Starved for runs in his last three defeats, Mussina was given an early lead last night. Mike Bordick walked with one out in the first inning and moved up on a single by Surhoff, who extended his hitting streak to 12 games. Albert Belle bounced Pettitte's next pitch into center field, scoring Bordick and advancing Surhoff to third.

Given the opportunity to break open the game early, the Orioles left it slightly cracked. Jeff Conine fell behind 0-2 before popping to first, and Rich Amaral -- starting in right field while Belle served as the designated hitter -- tapped to the mound.

The Yankees tied the game in the bottom of the inning. Chuck Knoblauch led off with a double and hustled to third on a liner to right.
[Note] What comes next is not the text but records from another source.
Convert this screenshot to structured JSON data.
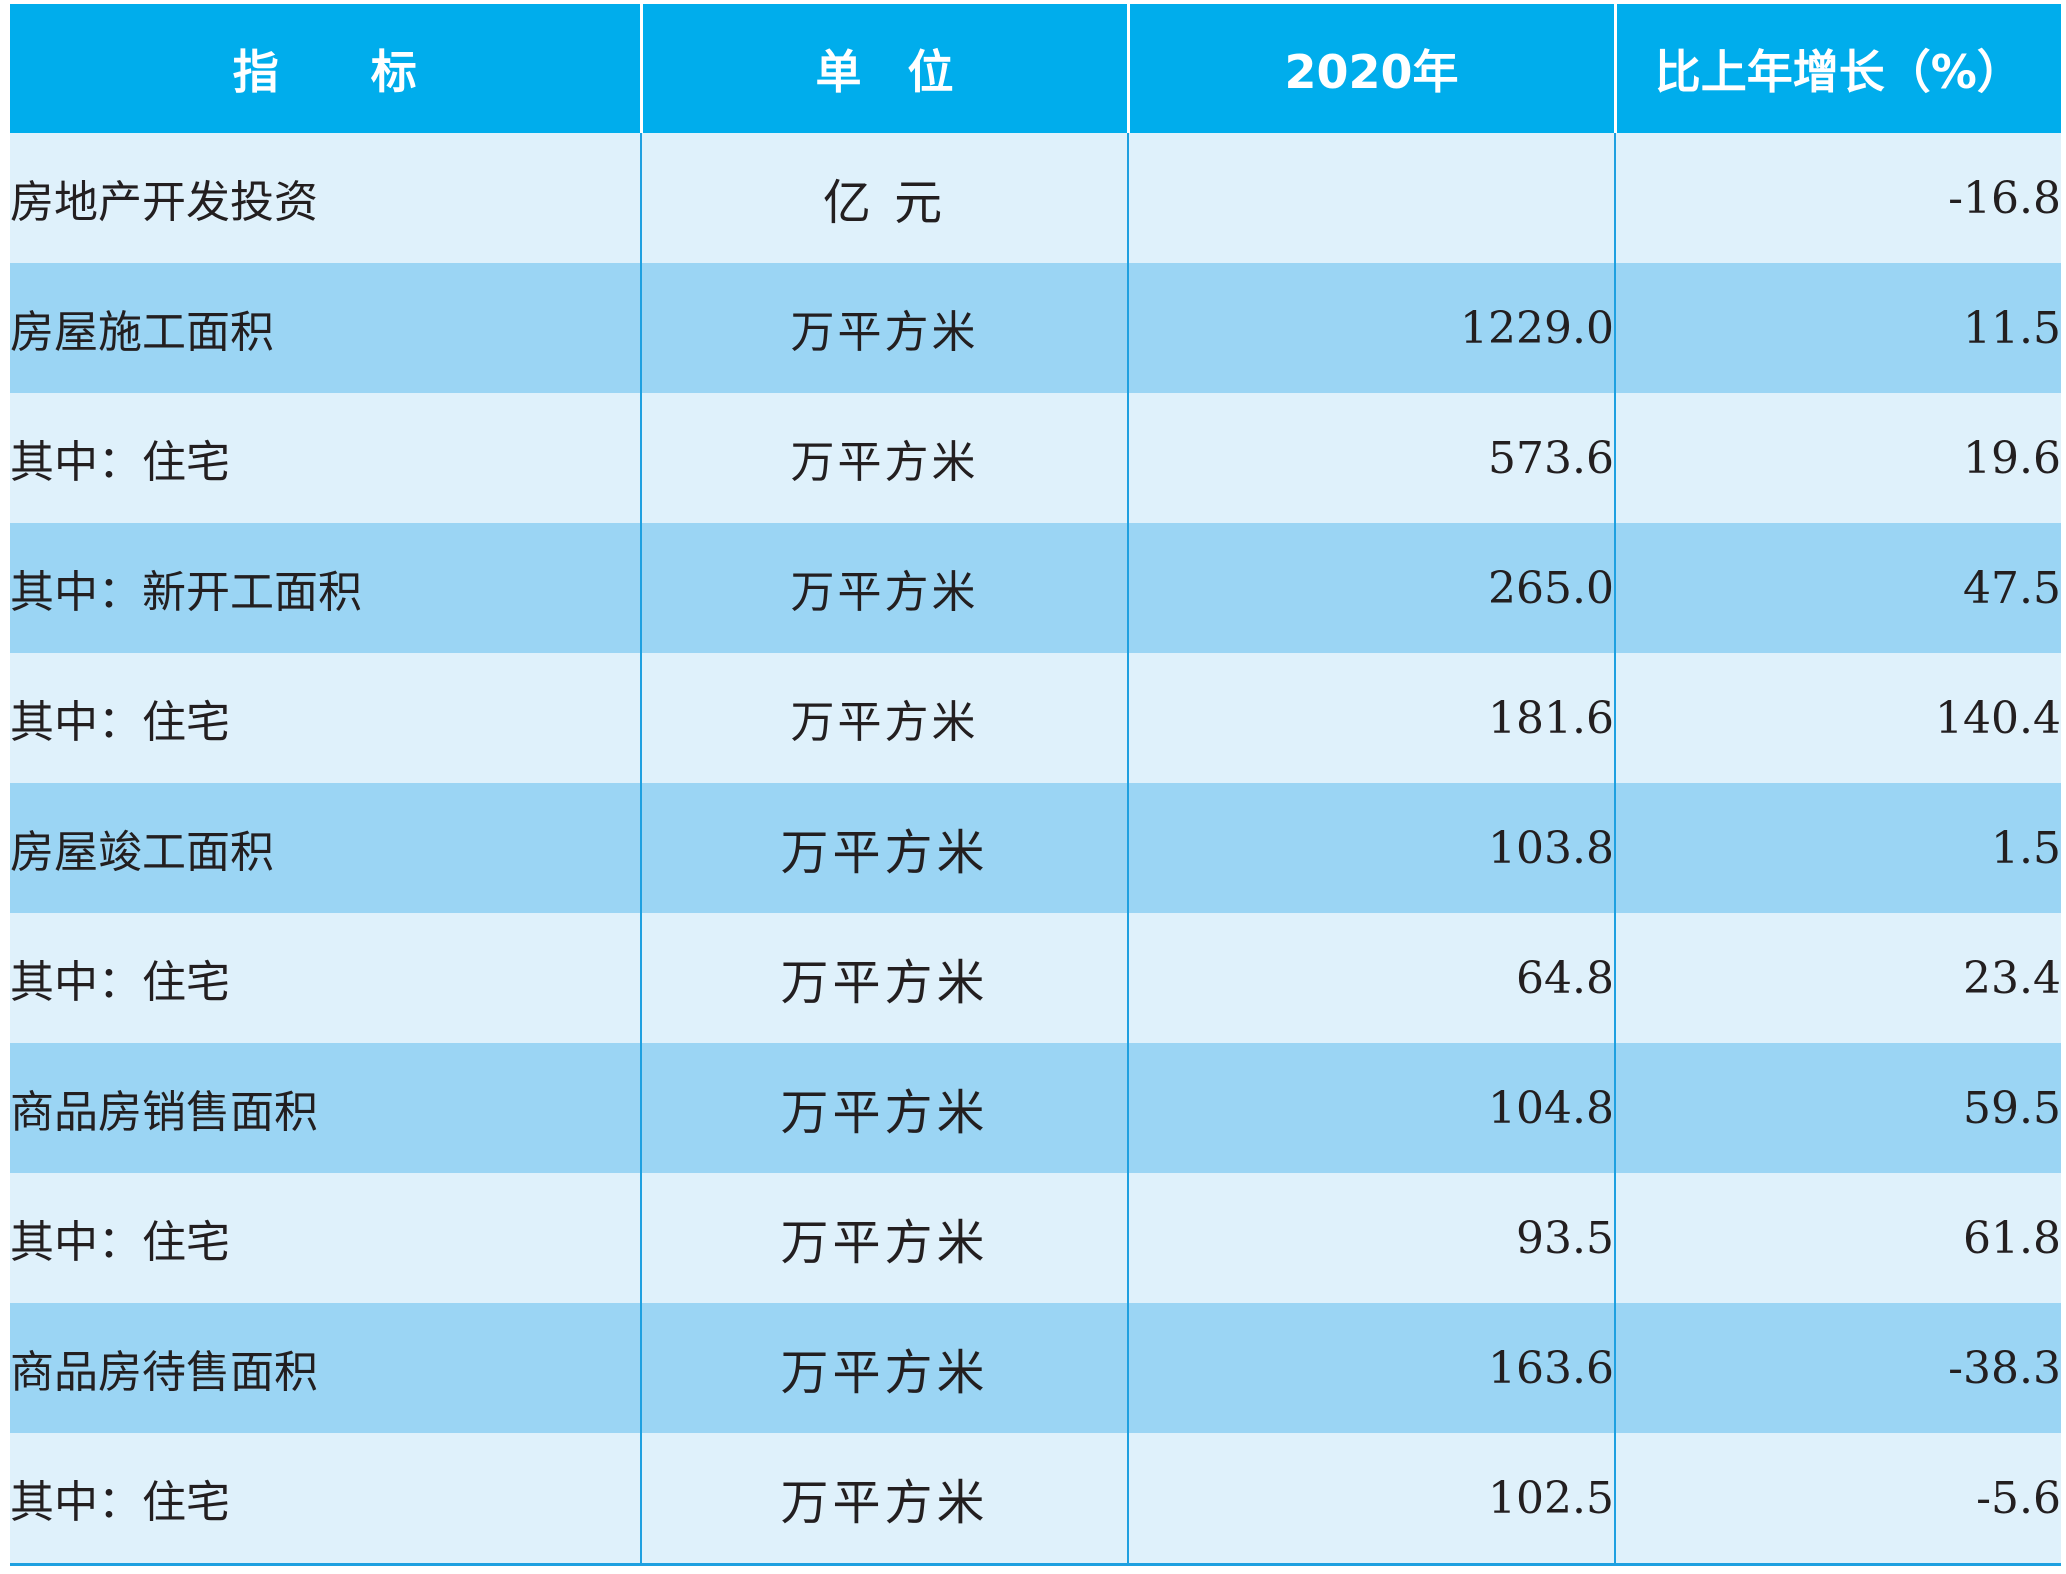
{
  "table": {
    "headers": [
      "指　　标",
      "单　位",
      "2020年",
      "比上年增长（%）"
    ],
    "rows": [
      {
        "indicator": "房地产开发投资",
        "level": 0,
        "unit": "亿 元",
        "value_2020": "",
        "growth": "-16.8",
        "unit_big": true
      },
      {
        "indicator": "房屋施工面积",
        "level": 0,
        "unit": "万平方米",
        "value_2020": "1229.0",
        "growth": "11.5",
        "unit_big": false
      },
      {
        "indicator": "其中：住宅",
        "level": 1,
        "unit": "万平方米",
        "value_2020": "573.6",
        "growth": "19.6",
        "unit_big": false
      },
      {
        "indicator": "其中：新开工面积",
        "level": 1,
        "unit": "万平方米",
        "value_2020": "265.0",
        "growth": "47.5",
        "unit_big": false
      },
      {
        "indicator": "其中：住宅",
        "level": 2,
        "unit": "万平方米",
        "value_2020": "181.6",
        "growth": "140.4",
        "unit_big": false
      },
      {
        "indicator": "房屋竣工面积",
        "level": 0,
        "unit": "万平方米",
        "value_2020": "103.8",
        "growth": "1.5",
        "unit_big": true
      },
      {
        "indicator": "其中：住宅",
        "level": 1,
        "unit": "万平方米",
        "value_2020": "64.8",
        "growth": "23.4",
        "unit_big": true
      },
      {
        "indicator": "商品房销售面积",
        "level": 0,
        "unit": "万平方米",
        "value_2020": "104.8",
        "growth": "59.5",
        "unit_big": true
      },
      {
        "indicator": "其中：住宅",
        "level": 1,
        "unit": "万平方米",
        "value_2020": "93.5",
        "growth": "61.8",
        "unit_big": true
      },
      {
        "indicator": "商品房待售面积",
        "level": 0,
        "unit": "万平方米",
        "value_2020": "163.6",
        "growth": "-38.3",
        "unit_big": true
      },
      {
        "indicator": "其中：住宅",
        "level": 1,
        "unit": "万平方米",
        "value_2020": "102.5",
        "growth": "-5.6",
        "unit_big": true
      }
    ]
  },
  "colors": {
    "header_bg": "#00adec",
    "row_light": "#dff1fb",
    "row_dark": "#9bd5f4",
    "grid_line": "#1ea0e0",
    "text": "#231f20"
  }
}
With the infield playing back, Knoblauch scored easily on Paul O'Neill's bouncer to second.

The Orioles stranded two more in the second inning, but pushed across the go-ahead run while continuing to make Pettitte work harder than advised in such oppressive heat.

Ripken doubled to left to pass former teammate Eddie Murray for 15th place on baseball's all-time list. He began the night with only six hits in 32 career at-bats against Pettitte. Ripken moved to third on a grounder by Jerry Hairston and scored when catcher Charles Johnson lined a single into center field. It was Johnson's first look at Pettitte after five seasons in the National League.

Brady Anderson worked the count full before walking, but Pettitte struck out Bordick -- the only Orioles starter not to get a hit -- and retired Surhoff on a fly ball to center.

By now, Pettitte had faced 12 batters in two innings, hardly the proper way to straighten out a crooked season.

He started out on the disabled list with a strained left elbow, lost four of five decisions between May 22 and June 13, and followed his only consecutive wins with a seven-run pummeling by the Detroit Tigers.

That game led to last night, and a meeting with a team he usually owns. Pettitte was 3-0 against the Orioles last season, allowing only five earned runs in 24 1/3 innings, and had a lifetime ERA of 3.64 to go with his nine wins. He was removed after six innings and 116 pitches.

The Yankees threatened to tie the score in the third when Scott Brosius led off with a single to left and was sacrificed to second. Knoblauch walked, and Derek Jeter jumped ahead 2-0 to get the crowd stirring. It had good reason to expect something big, with Jeter riding a 14-game hitting streak and batting .395 in 11 games since being moved to the third spot in the order.

Instead, it was left disappointed when he bounced into a double play, an at-bat that looked more critical when the Orioles erupted again in the fourth.